Владимиров отвернулся, услышал плач Вирджи, скрежет веревок, шуршание земли и громкий голос Крисчена: «Он дал нам братство, высшую привилегию человека!» Первые комья земли ударили в гроб, затем все глуше, мягче: от ружейных выстрелов взлетели в небо птицы. Владимиров больше не искал Надин, опасался, что теперь найдет в ней старуху, просто старуху, и не хотел этого; повесть об их жизни подошла к кладбищу в Маунд-Сити, и отсюда ей нет дорог.
Междуглавье десятое
Из письма Николая Владимирова отцу.
Лондон, июль 1901
«Посылаю тебе врачебную запись, сделанную при поступлении Турчина в приют Анна. Пишу одни ответы, где вопрос сам собою ясен, и ответы эти — его самого, Надин или Тадеуша Драма — выделяю светлой строкой. Родился 78 лет тому назад. Отец — русский. Мать — русская. Женат. Занимается журналистской работой. Образование высшее. Никогда не принадлежал ни к одной церкви. Никому ничего не известно ни о его семье, ни о родственниках. Сангвинического темперамента. Не употреблял опиума, не пил. Прежде курил, в последнее время и курил мало. Насколько известно, головными болями не страдал, не был серьезно болен. Предыдущие припадки? — Не было. Причины кризиса? — Видимо, главным образом из-за общего одряхления и слишком усердной работы над книгами… Как начался нынешний припадок? — Приблизительно три недели назад в нем замечена перемена. Говорил, что очень страдал, затем вдруг схватил свои книги и бумаги и развел огонь. Пытался сжечь их и в печи… Какие нужно принять меры? — Меры нужно принимать только для того, чтобы удержать его от уничтожения собственных бумаг…

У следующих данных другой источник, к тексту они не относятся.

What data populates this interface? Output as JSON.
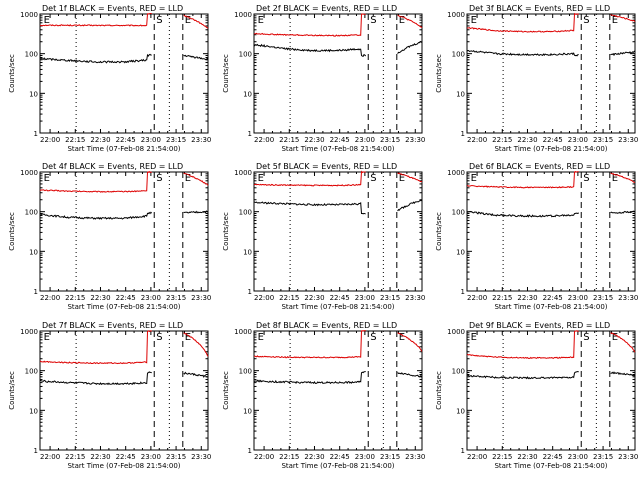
{
  "panel_titles": [
    "Det 1f BLACK = Events, RED = LLD",
    "Det 2f BLACK = Events, RED = LLD",
    "Det 3f BLACK = Events, RED = LLD",
    "Det 4f BLACK = Events, RED = LLD",
    "Det 5f BLACK = Events, RED = LLD",
    "Det 6f BLACK = Events, RED = LLD",
    "Det 7f BLACK = Events, RED = LLD",
    "Det 8f BLACK = Events, RED = LLD",
    "Det 9f BLACK = Events, RED = LLD"
  ],
  "colors": {
    "events": "#000000",
    "lld": "#dd0000",
    "axes": "#000000",
    "background": "#ffffff"
  },
  "chart_data": {
    "type": "line",
    "layout": "3x3 small multiples",
    "xlabel": "Start Time (07-Feb-08 21:54:00)",
    "ylabel": "Counts/sec",
    "x_tick_labels": [
      "22:00",
      "22:15",
      "22:30",
      "22:45",
      "23:00",
      "23:15",
      "23:30"
    ],
    "x_ticks_min": [
      6,
      21,
      36,
      51,
      66,
      81,
      96
    ],
    "xlim_min": [
      0,
      100
    ],
    "ylim": [
      1,
      1000
    ],
    "yscale": "log",
    "y_tick_labels": [
      "1",
      "10",
      "100",
      "1000"
    ],
    "y_ticks": [
      1,
      10,
      100,
      1000
    ],
    "markers": [
      {
        "label": "E",
        "x_min": 1,
        "style": "none"
      },
      {
        "label": "",
        "x_min": 21.5,
        "style": "dotted"
      },
      {
        "label": "S",
        "x_min": 68,
        "style": "dashed"
      },
      {
        "label": "",
        "x_min": 77,
        "style": "dotted"
      },
      {
        "label": "E",
        "x_min": 85,
        "style": "dashed"
      }
    ],
    "series_names": [
      "Events",
      "LLD"
    ],
    "panels": [
      {
        "detector": "1f",
        "events": [
          75,
          68,
          62,
          62,
          70,
          92,
          72
        ],
        "lld": [
          520,
          520,
          515,
          515,
          510,
          1000,
          430
        ]
      },
      {
        "detector": "2f",
        "events": [
          170,
          135,
          120,
          120,
          135,
          90,
          200
        ],
        "lld": [
          320,
          300,
          290,
          285,
          300,
          1000,
          450
        ]
      },
      {
        "detector": "3f",
        "events": [
          120,
          100,
          95,
          95,
          100,
          92,
          110
        ],
        "lld": [
          450,
          380,
          360,
          360,
          390,
          1000,
          650
        ]
      },
      {
        "detector": "4f",
        "events": [
          85,
          72,
          68,
          68,
          80,
          92,
          100
        ],
        "lld": [
          350,
          330,
          320,
          320,
          340,
          1000,
          470
        ]
      },
      {
        "detector": "5f",
        "events": [
          170,
          160,
          150,
          150,
          160,
          92,
          200
        ],
        "lld": [
          480,
          470,
          460,
          460,
          480,
          1000,
          550
        ]
      },
      {
        "detector": "6f",
        "events": [
          100,
          82,
          78,
          78,
          82,
          92,
          100
        ],
        "lld": [
          450,
          420,
          410,
          410,
          420,
          1000,
          550
        ]
      },
      {
        "detector": "7f",
        "events": [
          55,
          50,
          47,
          47,
          50,
          90,
          70
        ],
        "lld": [
          170,
          160,
          155,
          155,
          165,
          1000,
          230
        ]
      },
      {
        "detector": "8f",
        "events": [
          55,
          52,
          50,
          50,
          52,
          92,
          70
        ],
        "lld": [
          230,
          220,
          215,
          215,
          225,
          1000,
          310
        ]
      },
      {
        "detector": "9f",
        "events": [
          75,
          68,
          66,
          66,
          70,
          92,
          75
        ],
        "lld": [
          250,
          220,
          210,
          210,
          220,
          1000,
          300
        ]
      }
    ]
  }
}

В этом описании я не нашел для себя новизны, но был здесь и приговор начатому мною делу: Турчин ушел, а мне нет дороги в Радом, к старому кострищу, к обгоревшим листам. После похорон Турчина я не встречал его вдовы. Я и до Маунд-Сити понял, что искать ее — пустое. С этой тяжестью на сердце мы приехали в Нью-Йоркский порт; нас провожали близкие Вирджи и кое-кто из турчинского кружка. И вот уже на трапе нас догнал Джонстон, притянул меня и Вирджи к себе, обдал запахом рома и вынул из портфеля пакет. „Здесь письмо мадам, — сказал он. — Жаль, что я не смог взглянуть хотя бы одним глазом“. — „Вы получили его только что?“ — спросил я. „Он у меня больше недели; но меня просили передать его вам при самом отъезде…“ Я бросился вверх по трапу, стоял рядом с Вирджи; неблагодарный, я нетерпеливо ждал, когда отплывет пароход и я смогу убежать в каюту. Скоро и ты прочтешь тетради Турчиной; какая беспощадность ко всему, не исключая и себя; какое упорство в преследовании жизненной цели, какая гордыня, соединенная с готовностью принять нужду и любой удар судьбы».